MrsKitty · 13/05/2010 10:44

I agree with mistletoekisses - Why make it part of his regular diet? It's unnecessary and seem to be happening purely to make your CMs life easier.

DS is 3 and goes to nursery. They serve squash a couple of times a day but I have requested that he does not have it (water instead, please). Occasionally they'll give him squash (usually if his key worker/regular girls aren't around and the other person forgets)...This I don't have a major problem with as it only happens occasionally, although I do find it mildly irritating, but what I don't want, and what I would object to in the case of the OP is squash becoming a part of his regular diet.

My issue with squash, by the way, is not the sugar - it's the Asparatame (or however you spell it).

OP - YANBU (Although it might be a little OTT to move him from your CM unless there are other issues you have concern with.)

Elffriend · 13/05/2010 10:50

YANBU. You are paying the childminder and have a contract in place (whether written or not). Part of that contract for me would be about respecting the wishes of the parent. I have no strong feelings at all about what other children do or do not drink but if I had made it clear to the CM that I did not want DS to have squash then I would be pissed off at someone arrogant enough to override me without talking to me first (who is being paid to look after DS). One thing to say to me, oh, he is not drinking much, how would it be if I tried him with some very dilute squash but wuite another to think, "oh sod the parent/my employer, I'll do what I like".

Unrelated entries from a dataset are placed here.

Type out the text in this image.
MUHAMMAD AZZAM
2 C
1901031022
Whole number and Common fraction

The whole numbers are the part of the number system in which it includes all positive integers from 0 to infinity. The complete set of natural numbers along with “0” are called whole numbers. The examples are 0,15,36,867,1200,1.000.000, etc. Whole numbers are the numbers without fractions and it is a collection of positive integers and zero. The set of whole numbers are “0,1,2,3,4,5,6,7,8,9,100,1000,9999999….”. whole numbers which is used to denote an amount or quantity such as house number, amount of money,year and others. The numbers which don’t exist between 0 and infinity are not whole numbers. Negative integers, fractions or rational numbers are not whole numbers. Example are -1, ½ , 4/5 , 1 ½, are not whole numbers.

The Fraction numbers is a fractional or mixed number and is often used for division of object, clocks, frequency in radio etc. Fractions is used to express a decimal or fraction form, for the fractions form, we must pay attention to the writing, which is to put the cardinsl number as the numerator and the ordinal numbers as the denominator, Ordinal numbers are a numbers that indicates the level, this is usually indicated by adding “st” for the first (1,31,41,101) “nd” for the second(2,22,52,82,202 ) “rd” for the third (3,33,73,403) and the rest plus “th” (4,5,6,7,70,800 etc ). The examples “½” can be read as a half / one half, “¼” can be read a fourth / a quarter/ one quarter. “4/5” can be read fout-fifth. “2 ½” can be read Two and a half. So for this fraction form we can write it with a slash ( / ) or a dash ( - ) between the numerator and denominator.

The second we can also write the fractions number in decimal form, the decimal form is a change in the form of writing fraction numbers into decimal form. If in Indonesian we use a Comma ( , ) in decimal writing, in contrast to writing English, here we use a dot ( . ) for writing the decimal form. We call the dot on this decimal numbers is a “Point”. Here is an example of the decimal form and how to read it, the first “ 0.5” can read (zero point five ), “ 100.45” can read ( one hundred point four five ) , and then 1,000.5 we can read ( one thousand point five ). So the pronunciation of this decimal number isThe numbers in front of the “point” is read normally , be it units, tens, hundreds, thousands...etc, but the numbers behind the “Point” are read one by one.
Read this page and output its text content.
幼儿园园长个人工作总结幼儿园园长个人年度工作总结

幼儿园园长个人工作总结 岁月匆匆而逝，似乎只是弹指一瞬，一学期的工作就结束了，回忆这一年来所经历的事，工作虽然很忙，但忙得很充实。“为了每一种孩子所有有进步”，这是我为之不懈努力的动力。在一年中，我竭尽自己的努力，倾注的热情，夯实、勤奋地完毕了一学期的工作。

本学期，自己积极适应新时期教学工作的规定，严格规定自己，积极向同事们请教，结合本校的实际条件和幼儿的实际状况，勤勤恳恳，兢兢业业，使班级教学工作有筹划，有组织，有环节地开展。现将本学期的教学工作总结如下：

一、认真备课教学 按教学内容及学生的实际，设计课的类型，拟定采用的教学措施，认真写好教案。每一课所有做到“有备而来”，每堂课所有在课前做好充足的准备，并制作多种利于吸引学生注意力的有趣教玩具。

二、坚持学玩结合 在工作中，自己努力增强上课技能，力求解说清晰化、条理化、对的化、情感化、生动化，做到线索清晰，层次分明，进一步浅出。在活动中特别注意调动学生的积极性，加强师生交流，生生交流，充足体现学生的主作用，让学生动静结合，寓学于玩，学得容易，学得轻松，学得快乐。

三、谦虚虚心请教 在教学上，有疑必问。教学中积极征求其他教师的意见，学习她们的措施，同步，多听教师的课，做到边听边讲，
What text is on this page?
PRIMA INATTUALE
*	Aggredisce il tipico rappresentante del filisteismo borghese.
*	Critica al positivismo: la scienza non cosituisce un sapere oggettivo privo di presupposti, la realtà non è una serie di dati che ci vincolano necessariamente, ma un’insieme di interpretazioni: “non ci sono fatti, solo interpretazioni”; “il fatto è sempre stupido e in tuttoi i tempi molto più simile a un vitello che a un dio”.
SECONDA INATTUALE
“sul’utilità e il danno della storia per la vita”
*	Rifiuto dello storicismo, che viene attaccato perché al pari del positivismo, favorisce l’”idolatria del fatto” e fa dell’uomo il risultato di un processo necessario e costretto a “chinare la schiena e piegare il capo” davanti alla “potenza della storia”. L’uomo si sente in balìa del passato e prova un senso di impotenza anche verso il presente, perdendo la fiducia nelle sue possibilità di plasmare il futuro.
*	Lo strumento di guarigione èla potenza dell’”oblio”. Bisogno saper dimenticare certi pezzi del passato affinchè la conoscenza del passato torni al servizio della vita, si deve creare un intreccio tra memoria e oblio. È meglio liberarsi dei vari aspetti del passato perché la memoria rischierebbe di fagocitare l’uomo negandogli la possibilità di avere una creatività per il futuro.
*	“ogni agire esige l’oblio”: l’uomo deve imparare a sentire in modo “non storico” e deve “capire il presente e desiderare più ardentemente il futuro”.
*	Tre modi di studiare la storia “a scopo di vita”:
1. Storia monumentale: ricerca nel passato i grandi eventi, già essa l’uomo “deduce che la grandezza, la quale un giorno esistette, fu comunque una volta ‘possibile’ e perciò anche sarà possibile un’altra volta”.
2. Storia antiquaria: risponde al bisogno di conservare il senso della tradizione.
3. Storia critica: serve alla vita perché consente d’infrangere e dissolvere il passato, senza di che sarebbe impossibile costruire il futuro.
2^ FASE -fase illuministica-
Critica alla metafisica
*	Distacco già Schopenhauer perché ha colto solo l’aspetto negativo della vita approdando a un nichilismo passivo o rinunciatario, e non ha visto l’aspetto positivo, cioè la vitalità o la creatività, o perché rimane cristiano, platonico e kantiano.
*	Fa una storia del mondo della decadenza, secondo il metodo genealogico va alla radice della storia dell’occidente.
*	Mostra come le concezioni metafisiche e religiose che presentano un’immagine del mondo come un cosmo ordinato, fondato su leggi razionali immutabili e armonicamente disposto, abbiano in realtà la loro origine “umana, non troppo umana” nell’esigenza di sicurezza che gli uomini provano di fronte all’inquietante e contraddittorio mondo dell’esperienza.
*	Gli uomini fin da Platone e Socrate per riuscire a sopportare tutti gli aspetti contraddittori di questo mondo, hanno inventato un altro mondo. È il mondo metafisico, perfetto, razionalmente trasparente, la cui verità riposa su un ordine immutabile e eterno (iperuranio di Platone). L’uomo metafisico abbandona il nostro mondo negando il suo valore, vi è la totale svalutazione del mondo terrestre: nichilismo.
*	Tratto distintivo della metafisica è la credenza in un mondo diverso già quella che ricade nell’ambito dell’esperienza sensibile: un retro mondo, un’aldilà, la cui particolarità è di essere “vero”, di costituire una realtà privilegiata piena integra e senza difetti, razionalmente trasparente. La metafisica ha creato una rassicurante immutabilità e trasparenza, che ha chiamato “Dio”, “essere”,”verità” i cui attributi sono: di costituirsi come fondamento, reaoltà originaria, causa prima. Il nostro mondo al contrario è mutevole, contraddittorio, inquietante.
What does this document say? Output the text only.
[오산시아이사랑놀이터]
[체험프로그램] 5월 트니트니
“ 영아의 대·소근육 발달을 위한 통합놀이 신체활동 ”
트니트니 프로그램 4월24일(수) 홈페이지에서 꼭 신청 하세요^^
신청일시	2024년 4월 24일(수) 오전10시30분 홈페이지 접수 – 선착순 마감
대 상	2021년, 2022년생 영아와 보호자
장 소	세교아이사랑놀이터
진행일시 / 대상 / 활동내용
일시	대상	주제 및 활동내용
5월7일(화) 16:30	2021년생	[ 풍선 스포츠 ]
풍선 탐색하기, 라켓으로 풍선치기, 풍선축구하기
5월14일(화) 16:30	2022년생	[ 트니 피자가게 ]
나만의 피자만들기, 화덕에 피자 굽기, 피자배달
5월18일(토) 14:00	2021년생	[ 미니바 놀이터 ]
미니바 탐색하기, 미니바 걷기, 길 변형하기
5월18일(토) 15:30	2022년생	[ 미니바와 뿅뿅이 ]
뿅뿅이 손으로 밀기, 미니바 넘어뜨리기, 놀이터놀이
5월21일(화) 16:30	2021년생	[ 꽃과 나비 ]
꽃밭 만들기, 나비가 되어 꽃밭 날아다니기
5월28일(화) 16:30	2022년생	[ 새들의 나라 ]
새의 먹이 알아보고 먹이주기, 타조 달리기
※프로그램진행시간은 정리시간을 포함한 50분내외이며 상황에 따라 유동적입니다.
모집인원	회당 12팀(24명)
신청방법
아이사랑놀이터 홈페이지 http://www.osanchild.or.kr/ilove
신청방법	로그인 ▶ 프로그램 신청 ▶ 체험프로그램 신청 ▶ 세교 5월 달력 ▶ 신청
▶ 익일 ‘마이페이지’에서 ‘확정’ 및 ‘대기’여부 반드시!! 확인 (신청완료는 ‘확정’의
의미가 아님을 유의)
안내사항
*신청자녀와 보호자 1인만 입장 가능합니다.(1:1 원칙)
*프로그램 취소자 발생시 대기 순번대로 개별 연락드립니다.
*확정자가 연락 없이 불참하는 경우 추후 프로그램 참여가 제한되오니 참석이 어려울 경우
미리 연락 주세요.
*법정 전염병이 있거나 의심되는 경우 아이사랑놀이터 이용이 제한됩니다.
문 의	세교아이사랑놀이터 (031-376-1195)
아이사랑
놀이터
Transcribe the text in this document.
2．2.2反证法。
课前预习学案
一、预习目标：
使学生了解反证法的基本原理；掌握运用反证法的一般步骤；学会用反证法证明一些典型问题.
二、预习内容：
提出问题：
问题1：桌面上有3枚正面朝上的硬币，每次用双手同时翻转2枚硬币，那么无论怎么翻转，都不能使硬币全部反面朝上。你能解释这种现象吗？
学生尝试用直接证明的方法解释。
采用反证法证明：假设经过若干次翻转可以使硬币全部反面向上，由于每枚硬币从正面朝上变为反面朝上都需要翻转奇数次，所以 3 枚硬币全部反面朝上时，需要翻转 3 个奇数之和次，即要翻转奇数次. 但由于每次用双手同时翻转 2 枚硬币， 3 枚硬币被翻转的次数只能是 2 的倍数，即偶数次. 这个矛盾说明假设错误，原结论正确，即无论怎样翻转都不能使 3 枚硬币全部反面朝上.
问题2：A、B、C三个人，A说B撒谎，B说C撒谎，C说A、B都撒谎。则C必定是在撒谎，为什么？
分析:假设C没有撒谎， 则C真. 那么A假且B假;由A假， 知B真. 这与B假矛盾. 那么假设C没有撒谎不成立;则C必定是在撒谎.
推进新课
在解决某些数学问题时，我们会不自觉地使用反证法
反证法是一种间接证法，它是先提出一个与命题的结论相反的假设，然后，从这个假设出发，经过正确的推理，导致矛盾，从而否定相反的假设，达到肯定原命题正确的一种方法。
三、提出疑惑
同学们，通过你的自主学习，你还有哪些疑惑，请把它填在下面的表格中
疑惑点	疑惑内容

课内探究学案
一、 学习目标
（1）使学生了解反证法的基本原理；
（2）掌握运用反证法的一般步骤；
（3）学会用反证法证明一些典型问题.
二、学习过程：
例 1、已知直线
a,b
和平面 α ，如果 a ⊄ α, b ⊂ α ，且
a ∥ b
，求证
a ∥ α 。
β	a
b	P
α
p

If all else great I would not move DS but I would put my foot down and then, if no change would consider this to be a concern and move him.

And the PFB thing in this context does irritate me - it's becoming the equivalent of "PC gorn maaaad" to say that you should not try to do what you believe is best for your baby (not a teenager, a baby).

Anyway, I'm supposed to be swotting for a job interview not nosing at mumsnet so I'm off!

cupcakesandbunting · 13/05/2010 10:51

Of course OP has every right to stipulate whatever rules she chooses to her CM wrt he own child, whether that be that he drinks water exclusively or pint glasses of full-fat coke but I just think that completely sacking a CM for this is a wee bit precious. Just tell her "absolutely nothing to drink for DS but water, thankyou" and move on.